Boris Huang, who practices the traditional Hawaiian art of feather lei-making, lends an artistic slant to his work by creating nontraditional patterns "inspired by nature."
Huang says it often takes patience to be able to complete a lei because the feathers must match perfectly in hue and texture. It takes about 1,800 feathers and 20 to 40 hours to complete a single-strand lei.
Huang, who hails from Taiwan, was a mechanical engineer before devoting himself full time to feather art. He says he actually uses his training to make necessary computations that will result in a smooth, seamless feather lei.
He’s not the only artist in the show with an engineering background. Electrical engineer Clay Ozaki-Train, son of Chaminade art professor Yukio Ozaki and fiber artist Liz Train, submitted a wooden table. Summer classes in woodworking and, no doubt, family genes, have made artistic expression unavoidable for the engineer.
A.Kimberlin Blackburn, renowned for her intricate beaded mixed-media sculptures, and Donna Shimazu, who contributed stunning metal jewelry work, are invited artists along with Hughes.
Lauria, an art and design historian and curator, traveled to Maui, Kauai and Hawaii island to select works. She ended up picking an even 90 works from the neighbor islands and 90 from Oahu in such media as fiber, wood, glass, metal, ceramics and mixed media.
"Ultimately, it is my intention that the final juried exhibition convey to the viewer the delicate balance existing in craft objects between the fundamentals of dexterous execution, formal aesthetic tensions, and the daring leap into uncharted territory — that knife-edge of exciting surprise where exquisite refinement meets visionary form," she said in her juror’s statement.

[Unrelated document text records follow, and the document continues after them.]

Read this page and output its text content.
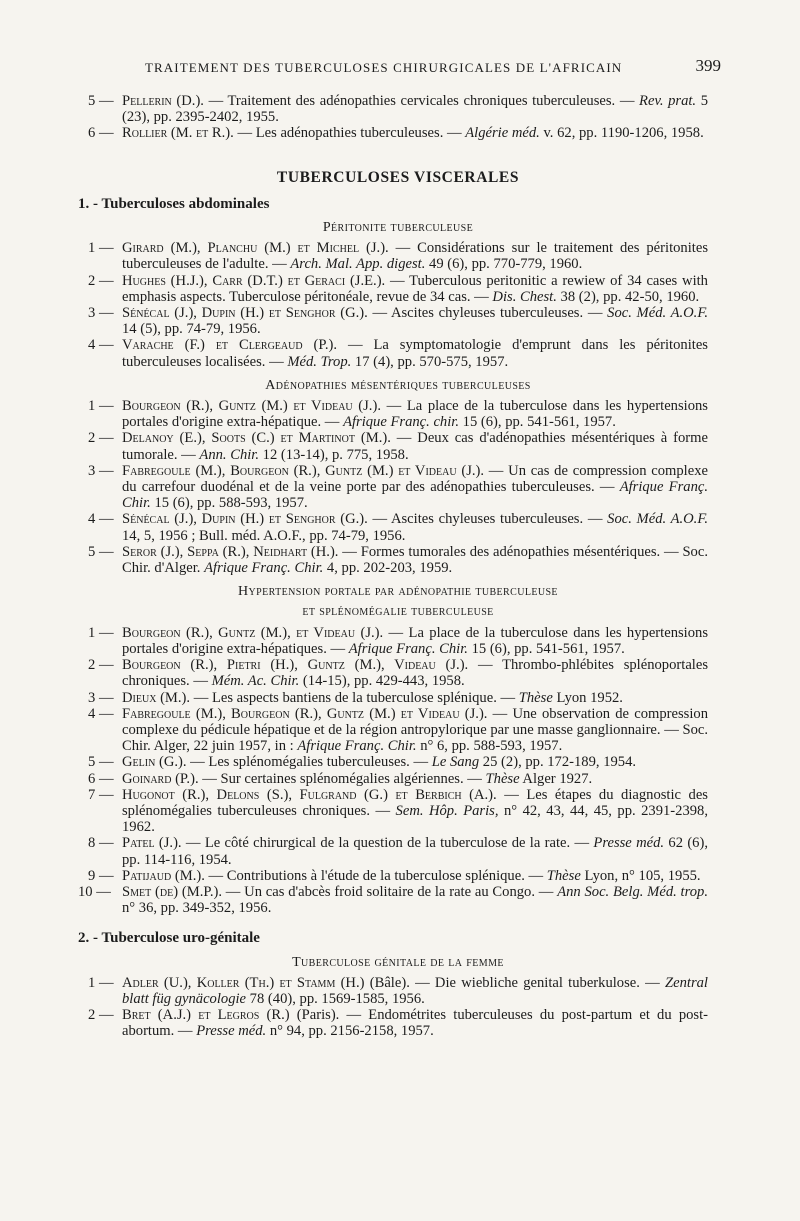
TRAITEMENT DES TUBERCULOSES CHIRURGICALES DE L'AFRICAIN	399

5 — Pellerin (D.). — Traitement des adénopathies cervicales chroniques tuberculeuses. — Rev. prat. 5 (23), pp. 2395-2402, 1955.

6 — Rollier (M. et R.). — Les adénopathies tuberculeuses. — Algérie méd. v. 62, pp. 1190-1206, 1958.

TUBERCULOSES VISCERALES
1. - Tuberculoses abdominales
Péritonite tuberculeuse

1 — Girard (M.), Planchu (M.) et Michel (J.). — Considérations sur le traitement des péritonites tuberculeuses de l'adulte. — Arch. Mal. App. digest. 49 (6), pp. 770-779, 1960.

2 — Hughes (H.J.), Carr (D.T.) et Geraci (J.E.). — Tuberculous peritonitic a rewiew of 34 cases with emphasis aspects. Tuberculose péritonéale, revue de 34 cas. — Dis. Chest. 38 (2), pp. 42-50, 1960.

3 — Sénécal (J.), Dupin (H.) et Senghor (G.). — Ascites chyleuses tuberculeuses. — Soc. Méd. A.O.F. 14 (5), pp. 74-79, 1956.

4 — Varache (F.) et Clergeaud (P.). — La symptomatologie d'emprunt dans les péritonites tuberculeuses localisées. — Méd. Trop. 17 (4), pp. 570-575, 1957.

Adénopathies mésentériques tuberculeuses

1 — Bourgeon (R.), Guntz (M.) et Videau (J.). — La place de la tuberculose dans les hypertensions portales d'origine extra-hépatique. — Afrique Franç. chir. 15 (6), pp. 541-561, 1957.

2 — Delanoy (E.), Soots (C.) et Martinot (M.). — Deux cas d'adénopathies mésentériques à forme tumorale. — Ann. Chir. 12 (13-14), p. 775, 1958.

3 — Fabregoule (M.), Bourgeon (R.), Guntz (M.) et Videau (J.). — Un cas de compression complexe du carrefour duodénal et de la veine porte par des adénopathies tuberculeuses. — Afrique Franç. Chir. 15 (6), pp. 588-593, 1957.

4 — Sénécal (J.), Dupin (H.) et Senghor (G.). — Ascites chyleuses tuberculeuses. — Soc. Méd. A.O.F. 14, 5, 1956 ; Bull. méd. A.O.F., pp. 74-79, 1956.

5 — Seror (J.), Seppa (R.), Neidhart (H.). — Formes tumorales des adénopathies mésentériques. — Soc. Chir. d'Alger. Afrique Franç. Chir. 4, pp. 202-203, 1959.

Hypertension portale par adénopathie tuberculeuse
et splénomégalie tuberculeuse

1 — Bourgeon (R.), Guntz (M.), et Videau (J.). — La place de la tuberculose dans les hypertensions portales d'origine extra-hépatiques. — Afrique Franç. Chir. 15 (6), pp. 541-561, 1957.

2 — Bourgeon (R.), Pietri (H.), Guntz (M.), Videau (J.). — Thrombo-phlébites splénoportales chroniques. — Mém. Ac. Chir. (14-15), pp. 429-443, 1958.

3 — Dieux (M.). — Les aspects bantiens de la tuberculose splénique. — Thèse Lyon 1952.

4 — Fabregoule (M.), Bourgeon (R.), Guntz (M.) et Videau (J.). — Une observation de compression complexe du pédicule hépatique et de la région antropylorique par une masse ganglionnaire. — Soc. Chir. Alger, 22 juin 1957, in : Afrique Franç. Chir. n° 6, pp. 588-593, 1957.

5 — Gelin (G.). — Les splénomégalies tuberculeuses. — Le Sang 25 (2), pp. 172-189, 1954.

6 — Goinard (P.). — Sur certaines splénomégalies algériennes. — Thèse Alger 1927.

7 — Hugonot (R.), Delons (S.), Fulgrand (G.) et Berbich (A.). — Les étapes du diagnostic des splénomégalies tuberculeuses chroniques. — Sem. Hôp. Paris, n° 42, 43, 44, 45, pp. 2391-2398, 1962.

8 — Patel (J.). — Le côté chirurgical de la question de la tuberculose de la rate. — Presse méd. 62 (6), pp. 114-116, 1954.

9 — Patijaud (M.). — Contributions à l'étude de la tuberculose splénique. — Thèse Lyon, n° 105, 1955.

10 — Smet (de) (M.P.). — Un cas d'abcès froid solitaire de la rate au Congo. — Ann Soc. Belg. Méd. trop. n° 36, pp. 349-352, 1956.

2. - Tuberculose uro-génitale
Tuberculose génitale de la femme

1 — Adler (U.), Koller (Th.) et Stamm (H.) (Bâle). — Die wiebliche genital tuberkulose. — Zentral blatt füg gynäcologie 78 (40), pp. 1569-1585, 1956.

2 — Bret (A.J.) et Legros (R.) (Paris). — Endométrites tuberculeuses du post-partum et du post-abortum. — Presse méd. n° 94, pp. 2156-2158, 1957.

The works she selected fit that bill, from tapestries to pots to found-object sculptures. Whimsical works, including a surfboard-shaped sculpture reminiscent of a tiki and crafted from computer circuit boards and wood, and a shiny airplane comprising knife blades from hundreds of airport-confiscated Swiss army knives, are quirky but nonetheless awe-inspiring for their skillful construction.